Seokjin terima pukulan Sojung di pipinya dengan lapang dada karena dia rasa dia memang pantas mendapatkan hadiah itu. "Mereka jelas butuh ayah! Selama ini mereka pasti menanyakan di mana keberadaan ayah mereka 'kan?"

Plak!

Sojung menampar Seokjin lagi. "Semua sudah terlambat! Kau pergi meninggalkanku, memblokir semua kontakku saat aku tahu bahwa aku ini sedang mengandung anakmu!"

Sojung menarik napas, menahan air matanya. "Kau tahu bagaimana rasa malunya aku yang hamil di luar nikah? Tidak! Kau tahu bagaimana usaha dan jerih payahku menghidupi dan membesarkan mereka berdua dengan tanpa bantuan suami? Jelas tidak! Yang kau tahu hanyalah kehidupanmu sendiri yang selama ini pasti dilalui dengan menyenangkan dan berjalan dengan baik-baik saja."

"Aku,"–Sojung menunjuk dirinya sendiri dengan nada suara bergetar–"bisa hidup bahagia dengan tanpa dirimu, Kak Seokjin! Mulai sekarang, jangan ganggu aku dan anakku lagi!"

Sojung berbalik, hendak pergi meninggalkan Seokjin.

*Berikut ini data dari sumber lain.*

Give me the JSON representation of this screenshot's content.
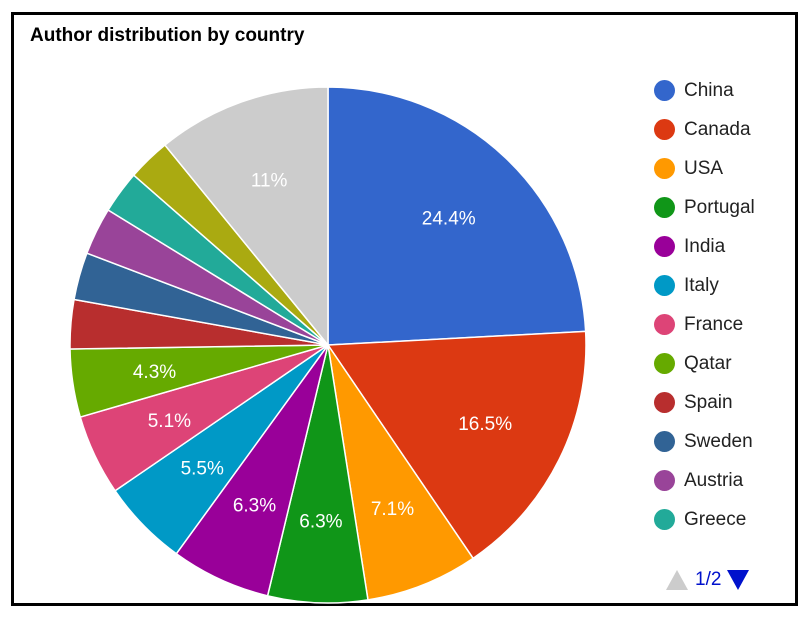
{
  "chart_data": {
    "type": "pie",
    "title": "Author distribution by country",
    "slices": [
      {
        "label": "China",
        "value": 24.4,
        "color": "#3366cc",
        "display": "24.4%"
      },
      {
        "label": "Canada",
        "value": 16.5,
        "color": "#dc3912",
        "display": "16.5%"
      },
      {
        "label": "USA",
        "value": 7.1,
        "color": "#ff9900",
        "display": "7.1%"
      },
      {
        "label": "Portugal",
        "value": 6.3,
        "color": "#109618",
        "display": "6.3%"
      },
      {
        "label": "India",
        "value": 6.3,
        "color": "#990099",
        "display": "6.3%"
      },
      {
        "label": "Italy",
        "value": 5.5,
        "color": "#0099c6",
        "display": "5.5%"
      },
      {
        "label": "France",
        "value": 5.1,
        "color": "#dd4477",
        "display": "5.1%"
      },
      {
        "label": "Qatar",
        "value": 4.3,
        "color": "#66aa00",
        "display": "4.3%"
      },
      {
        "label": "Spain",
        "value": 3.1,
        "color": "#b82e2e",
        "display": ""
      },
      {
        "label": "Sweden",
        "value": 3.0,
        "color": "#316395",
        "display": ""
      },
      {
        "label": "Austria",
        "value": 3.0,
        "color": "#994499",
        "display": ""
      },
      {
        "label": "Greece",
        "value": 2.7,
        "color": "#22aa99",
        "display": ""
      },
      {
        "label": "",
        "value": 2.7,
        "color": "#aaaa11",
        "display": ""
      },
      {
        "label": "",
        "value": 11.0,
        "color": "#cccccc",
        "display": "11%"
      }
    ],
    "legend_position": "right",
    "legend_page": "1/2"
  }
}
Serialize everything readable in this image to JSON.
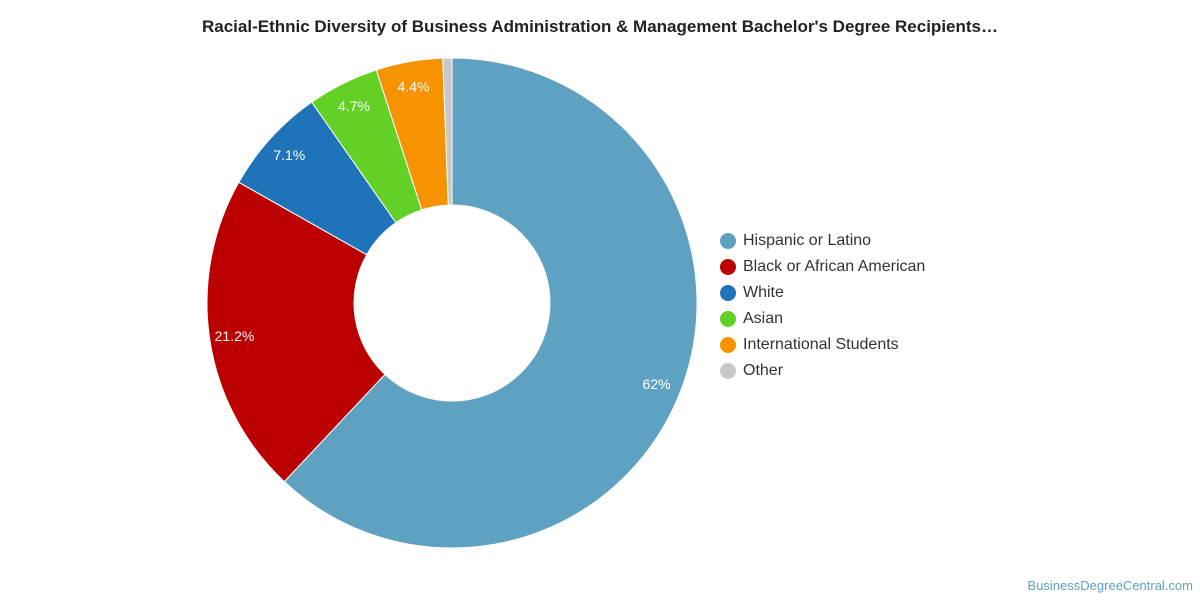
{
  "title": "Racial-Ethnic Diversity of Business Administration & Management Bachelor's Degree Recipients…",
  "footer": "BusinessDegreeCentral.com",
  "chart_data": {
    "type": "pie",
    "variant": "donut",
    "title": "Racial-Ethnic Diversity of Business Administration & Management Bachelor's Degree Recipients…",
    "legend_position": "right",
    "slices": [
      {
        "label": "Hispanic or Latino",
        "value": 62.0,
        "display": "62%",
        "color": "#5fa1c0"
      },
      {
        "label": "Black or African American",
        "value": 21.2,
        "display": "21.2%",
        "color": "#bb0000"
      },
      {
        "label": "White",
        "value": 7.1,
        "display": "7.1%",
        "color": "#1f73b8"
      },
      {
        "label": "Asian",
        "value": 4.7,
        "display": "4.7%",
        "color": "#63d026"
      },
      {
        "label": "International Students",
        "value": 4.4,
        "display": "4.4%",
        "color": "#f79200"
      },
      {
        "label": "Other",
        "value": 0.6,
        "display": "",
        "color": "#c8c8c8"
      }
    ]
  }
}
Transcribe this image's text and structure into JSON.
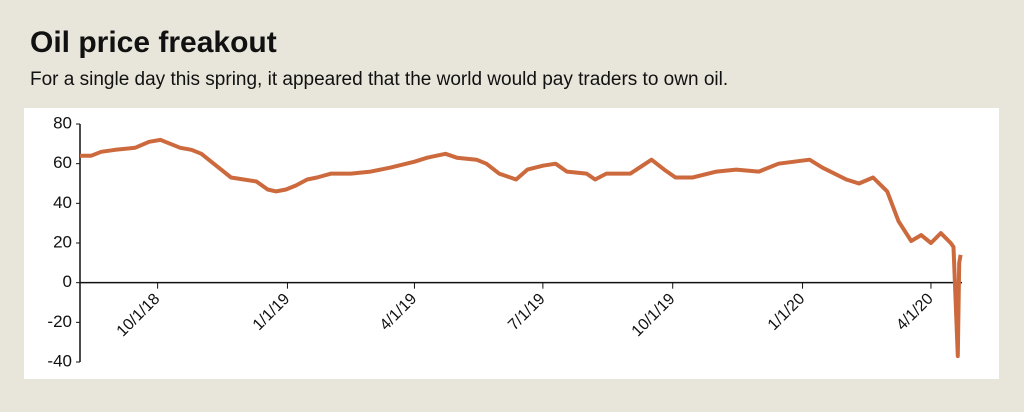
{
  "chart_data": {
    "type": "line",
    "title": "Oil price freakout",
    "subtitle": "For a single day this spring, it appeared that the world would pay traders to own oil.",
    "x": [
      "8/7/18",
      "8/15/18",
      "8/22/18",
      "9/1/18",
      "9/15/18",
      "9/25/18",
      "10/3/18",
      "10/10/18",
      "10/17/18",
      "10/25/18",
      "11/1/18",
      "11/8/18",
      "11/15/18",
      "11/22/18",
      "12/1/18",
      "12/10/18",
      "12/18/18",
      "12/24/18",
      "12/31/18",
      "1/7/19",
      "1/15/19",
      "1/22/19",
      "2/1/19",
      "2/15/19",
      "3/1/19",
      "3/15/19",
      "4/1/19",
      "4/10/19",
      "4/23/19",
      "5/1/19",
      "5/15/19",
      "5/22/19",
      "5/31/19",
      "6/12/19",
      "6/20/19",
      "7/1/19",
      "7/10/19",
      "7/18/19",
      "8/1/19",
      "8/7/19",
      "8/15/19",
      "9/1/19",
      "9/16/19",
      "9/25/19",
      "10/3/19",
      "10/15/19",
      "11/1/19",
      "11/15/19",
      "12/1/19",
      "12/15/19",
      "1/6/20",
      "1/15/20",
      "2/1/20",
      "2/10/20",
      "2/20/20",
      "3/1/20",
      "3/9/20",
      "3/18/20",
      "3/25/20",
      "4/1/20",
      "4/8/20",
      "4/15/20",
      "4/17/20",
      "4/20/20",
      "4/21/20",
      "4/22/20"
    ],
    "series": [
      {
        "name": "Oil price",
        "color": "#cc6a3e",
        "values": [
          64,
          64,
          66,
          67,
          68,
          71,
          72,
          70,
          68,
          67,
          65,
          61,
          57,
          53,
          52,
          51,
          47,
          46,
          47,
          49,
          52,
          53,
          55,
          55,
          56,
          58,
          61,
          63,
          65,
          63,
          62,
          60,
          55,
          52,
          57,
          59,
          60,
          56,
          55,
          52,
          55,
          55,
          62,
          57,
          53,
          53,
          56,
          57,
          56,
          60,
          62,
          58,
          52,
          50,
          53,
          46,
          31,
          21,
          24,
          20,
          25,
          20,
          18,
          -37,
          10,
          14
        ]
      }
    ],
    "xlim": [
      "8/7/18",
      "4/23/20"
    ],
    "xticks": [
      "10/1/18",
      "1/1/19",
      "4/1/19",
      "7/1/19",
      "10/1/19",
      "1/1/20",
      "4/1/20"
    ],
    "ylim": [
      -40,
      80
    ],
    "yticks": [
      -40,
      -20,
      0,
      20,
      40,
      60,
      80
    ]
  }
}
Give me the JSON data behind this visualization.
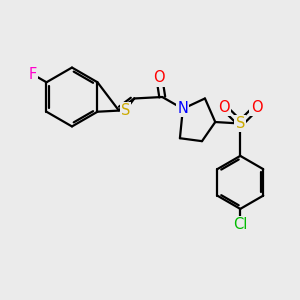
{
  "bg_color": "#ebebeb",
  "atom_colors": {
    "F": "#ff00cc",
    "S_thio": "#ccaa00",
    "N": "#0000ff",
    "O": "#ff0000",
    "S_sulf": "#ccaa00",
    "Cl": "#00bb00",
    "C": "#000000"
  },
  "lw": 1.6,
  "font_size": 10.5
}
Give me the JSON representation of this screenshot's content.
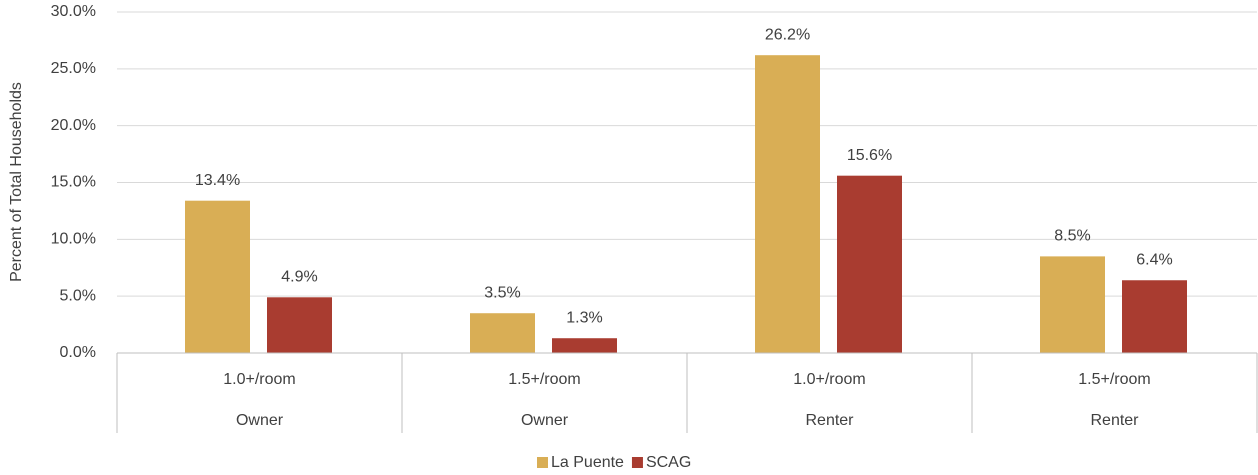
{
  "chart_data": {
    "type": "bar",
    "y_axis_label": "Percent of Total Households",
    "categories": [
      "1.0+/room",
      "1.5+/room",
      "1.0+/room",
      "1.5+/room"
    ],
    "groups": [
      "Owner",
      "Owner",
      "Renter",
      "Renter"
    ],
    "series": [
      {
        "name": "La Puente",
        "color": "#d9ae55",
        "values": [
          13.4,
          3.5,
          26.2,
          8.5
        ],
        "value_labels": [
          "13.4%",
          "3.5%",
          "26.2%",
          "8.5%"
        ]
      },
      {
        "name": "SCAG",
        "color": "#a93c30",
        "values": [
          4.9,
          1.3,
          15.6,
          6.4
        ],
        "value_labels": [
          "4.9%",
          "1.3%",
          "15.6%",
          "6.4%"
        ]
      }
    ],
    "ylim": [
      0,
      30
    ],
    "yticks": [
      {
        "value": 0,
        "label": "0.0%"
      },
      {
        "value": 5,
        "label": "5.0%"
      },
      {
        "value": 10,
        "label": "10.0%"
      },
      {
        "value": 15,
        "label": "15.0%"
      },
      {
        "value": 20,
        "label": "20.0%"
      },
      {
        "value": 25,
        "label": "25.0%"
      },
      {
        "value": 30,
        "label": "30.0%"
      }
    ],
    "grid": true,
    "legend": "bottom"
  }
}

Tapi suara Seokjin menghentikan langkahnya. "Aku adalah ayah biologis mereka! Kau tidak bisa seenaknya berucap begitu! Dan sebagai ayah mereka, aku berhak atas hak asuh anakku!"

Sojung berbalik lagi, menatap Seokjin marah dengan pipi yang digenangi air mata. "Bajingan kau, Seokjin!" Sojung kembali untuk memukuli tubuh Seokjin dengan kuat. Dia menghujani Seokjin dengan pukulan sekuat tenaganya.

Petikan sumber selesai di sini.